You are viewing a plain text version of this content. The canonical link for it is here.
Posted to dev@oltu.apache.org by Stein Welberg <st...@innovation-district.com> on 2013/03/24 14:16:10 UTC
Change in authorization server
Hi Guys,
Since Simone made a good remark in the another thread (changing/updating groupId/artifactId) that we are breaking Amber backwards-compatibility, I would like to suggest another change. I would also like your opinion about the way to implement it.
Currently the Oltu Authorization server implementation is not spec compliant regarding the support for Basic Authentication (see OLTU-5 and OLTU-16). According to the spec section 2.1.3 [0] the authorization server must support basic authentication. I am currently trying to figure out a way to support both unauthenticated requests and authenticated requests (either using basic authentication or not). The unauthenticated requests will not have the client_secret parameter since they possibly don't have a client_secret.

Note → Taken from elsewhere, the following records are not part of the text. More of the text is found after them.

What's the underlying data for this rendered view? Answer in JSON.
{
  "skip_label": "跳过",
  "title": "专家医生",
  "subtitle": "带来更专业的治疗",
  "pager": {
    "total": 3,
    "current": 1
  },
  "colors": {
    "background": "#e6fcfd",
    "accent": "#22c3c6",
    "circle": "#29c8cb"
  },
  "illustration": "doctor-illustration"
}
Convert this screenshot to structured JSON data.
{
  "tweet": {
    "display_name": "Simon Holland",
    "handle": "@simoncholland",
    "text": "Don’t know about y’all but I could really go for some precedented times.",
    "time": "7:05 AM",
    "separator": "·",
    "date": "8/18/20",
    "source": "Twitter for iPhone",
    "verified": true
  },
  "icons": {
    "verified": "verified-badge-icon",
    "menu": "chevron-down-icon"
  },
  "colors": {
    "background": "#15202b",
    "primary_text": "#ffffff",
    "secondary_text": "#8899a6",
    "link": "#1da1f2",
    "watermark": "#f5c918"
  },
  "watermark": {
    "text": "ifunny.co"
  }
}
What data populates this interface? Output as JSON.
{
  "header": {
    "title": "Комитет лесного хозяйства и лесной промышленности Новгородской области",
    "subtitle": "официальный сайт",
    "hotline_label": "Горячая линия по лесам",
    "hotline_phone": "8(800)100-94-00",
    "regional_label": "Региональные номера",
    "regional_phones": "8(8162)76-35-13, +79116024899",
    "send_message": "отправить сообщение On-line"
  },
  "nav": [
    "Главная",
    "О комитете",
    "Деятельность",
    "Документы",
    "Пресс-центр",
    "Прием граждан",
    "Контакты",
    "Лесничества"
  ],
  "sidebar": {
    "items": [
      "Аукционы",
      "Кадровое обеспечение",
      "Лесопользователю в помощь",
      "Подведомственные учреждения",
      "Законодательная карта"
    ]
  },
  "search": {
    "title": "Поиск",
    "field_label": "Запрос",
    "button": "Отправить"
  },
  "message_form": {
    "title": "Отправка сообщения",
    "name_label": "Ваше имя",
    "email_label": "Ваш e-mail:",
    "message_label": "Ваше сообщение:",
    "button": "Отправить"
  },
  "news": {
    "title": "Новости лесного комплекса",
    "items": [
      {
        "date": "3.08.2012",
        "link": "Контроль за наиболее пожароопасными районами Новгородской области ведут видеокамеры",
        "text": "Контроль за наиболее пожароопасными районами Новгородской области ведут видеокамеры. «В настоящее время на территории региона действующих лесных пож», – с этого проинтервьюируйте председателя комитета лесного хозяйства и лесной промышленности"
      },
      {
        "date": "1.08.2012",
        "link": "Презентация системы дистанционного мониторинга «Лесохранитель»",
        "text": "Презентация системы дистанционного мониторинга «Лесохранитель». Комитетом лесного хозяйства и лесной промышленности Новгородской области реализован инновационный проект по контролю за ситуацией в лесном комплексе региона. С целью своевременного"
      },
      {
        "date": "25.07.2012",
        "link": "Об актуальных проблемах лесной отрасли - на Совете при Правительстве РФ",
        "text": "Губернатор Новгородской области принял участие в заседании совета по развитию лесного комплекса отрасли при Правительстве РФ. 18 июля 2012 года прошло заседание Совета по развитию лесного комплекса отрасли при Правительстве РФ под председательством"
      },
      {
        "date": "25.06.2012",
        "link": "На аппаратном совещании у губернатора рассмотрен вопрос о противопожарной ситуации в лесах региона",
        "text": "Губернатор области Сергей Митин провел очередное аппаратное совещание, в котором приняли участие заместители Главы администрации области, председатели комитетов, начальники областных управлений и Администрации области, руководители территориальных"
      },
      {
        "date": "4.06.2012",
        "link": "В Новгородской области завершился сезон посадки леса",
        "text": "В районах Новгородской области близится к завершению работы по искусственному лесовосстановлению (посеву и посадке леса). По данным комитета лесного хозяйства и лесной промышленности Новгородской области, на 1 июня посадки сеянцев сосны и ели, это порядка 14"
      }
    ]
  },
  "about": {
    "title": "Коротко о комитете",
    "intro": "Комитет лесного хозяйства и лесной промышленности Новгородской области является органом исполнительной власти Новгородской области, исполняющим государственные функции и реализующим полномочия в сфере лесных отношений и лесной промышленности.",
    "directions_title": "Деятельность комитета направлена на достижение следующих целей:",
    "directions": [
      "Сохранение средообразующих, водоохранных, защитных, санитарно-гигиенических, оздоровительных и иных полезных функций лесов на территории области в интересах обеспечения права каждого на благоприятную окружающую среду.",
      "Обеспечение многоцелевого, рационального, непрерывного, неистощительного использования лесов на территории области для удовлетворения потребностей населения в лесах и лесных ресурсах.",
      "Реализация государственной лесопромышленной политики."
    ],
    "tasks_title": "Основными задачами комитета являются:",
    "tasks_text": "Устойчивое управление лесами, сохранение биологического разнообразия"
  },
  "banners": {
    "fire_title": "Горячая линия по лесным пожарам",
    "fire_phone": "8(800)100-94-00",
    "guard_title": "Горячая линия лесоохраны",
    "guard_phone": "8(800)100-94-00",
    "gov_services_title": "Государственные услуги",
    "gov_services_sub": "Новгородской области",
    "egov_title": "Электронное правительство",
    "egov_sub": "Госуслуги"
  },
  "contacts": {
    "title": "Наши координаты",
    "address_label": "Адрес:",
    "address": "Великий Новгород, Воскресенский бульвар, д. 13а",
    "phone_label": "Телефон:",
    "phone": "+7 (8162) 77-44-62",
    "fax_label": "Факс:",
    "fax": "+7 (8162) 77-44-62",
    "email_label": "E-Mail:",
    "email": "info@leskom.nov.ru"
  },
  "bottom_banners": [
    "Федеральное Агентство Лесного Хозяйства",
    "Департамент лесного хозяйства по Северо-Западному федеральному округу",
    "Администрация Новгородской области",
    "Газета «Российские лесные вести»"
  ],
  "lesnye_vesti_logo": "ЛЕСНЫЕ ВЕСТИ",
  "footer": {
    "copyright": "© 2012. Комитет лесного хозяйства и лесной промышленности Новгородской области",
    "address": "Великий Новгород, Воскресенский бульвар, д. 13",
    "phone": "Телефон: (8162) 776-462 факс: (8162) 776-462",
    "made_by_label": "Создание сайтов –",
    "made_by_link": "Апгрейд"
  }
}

The current setup of the validators does not allow us to dynamically make a param (e.g. the client_secret) required or optional based on some parameter. The validators are added in the OAuthTokenRequest so this is the place to create the distinction between an unauthenticated request an an authenticated request. Without doing a real big refactoring of the validators we have two options to support both authenticated and unauthenticated requests:
1. One way to do this is by creating another OAuthTokenRequest class that accepts only authenticated requests (the OAuthAuthenticatedTokenRequest class). The plain OAuthTokenRequest class then only handles unauthenticated requests.
2. The second option is to use a boolean in the constructor of the OAuthTokenRequest class to indicate whether we want Oltu to treat the request as an authenticated request or not. I would suggest that we enforce authentication by default and that adding the boolean to the constructor would make it possible to also support unauthenticated requests (secure defaults).
My preference goes to the first approach where we create a separate class purely for authenticated requests since it creates more readable code. (code with booleans in a method tend to get quite unreadable quickly!)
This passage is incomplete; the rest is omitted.